Most people’s first thought when hearing the name Pu’er in the Yunnan Province of Southwest China may be Pu’er tea. In addition, it is the largest coffee production center in China.
Zhang Rui’s grandmother and mother began cultivating coffee 25 years ago in order to export the raw material for a modest profit. End of 2018, however, as coffee prices continued to decline, many individuals decided to cut them down and plant corn instead. Zhang was studying in Italy at the time, specializing in coffee research. During that time, she investigated numerous well-known coffee companies and attempted to determine why Yunnan, one of the world’s most suitable coffee-growing regions, lacked any well-known coffee brands.
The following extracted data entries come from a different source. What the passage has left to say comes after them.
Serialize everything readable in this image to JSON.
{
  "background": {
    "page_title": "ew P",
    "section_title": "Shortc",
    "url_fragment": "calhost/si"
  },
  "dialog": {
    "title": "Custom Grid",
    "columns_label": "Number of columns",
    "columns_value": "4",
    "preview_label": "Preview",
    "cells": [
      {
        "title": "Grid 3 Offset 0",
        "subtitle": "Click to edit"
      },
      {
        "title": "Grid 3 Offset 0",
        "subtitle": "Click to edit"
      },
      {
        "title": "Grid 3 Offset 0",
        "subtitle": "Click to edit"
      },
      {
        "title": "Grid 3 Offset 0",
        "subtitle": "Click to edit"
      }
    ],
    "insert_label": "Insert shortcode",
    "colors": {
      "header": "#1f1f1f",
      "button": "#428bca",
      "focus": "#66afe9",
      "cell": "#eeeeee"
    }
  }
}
After receiving her degree, she returned to her hometown with the intention of disseminating the most recent coffee-planting techniques.
By chance, she sold 20 kilograms of green coffee beans to a Hong Kong Special Administrative Region (SAR) trader. The beans were finely processed and sold for approximately $230 per pound, which helped her establish her own brand. She and her mother currently manage a 6.67-square-kilometer coffee plantation, which includes a scientific research center and a museum of coffee culture.
Four previously impoverished villages have become prosperous due to their efforts, and local farmers are highly motivated to cultivate coffee as their primary industry.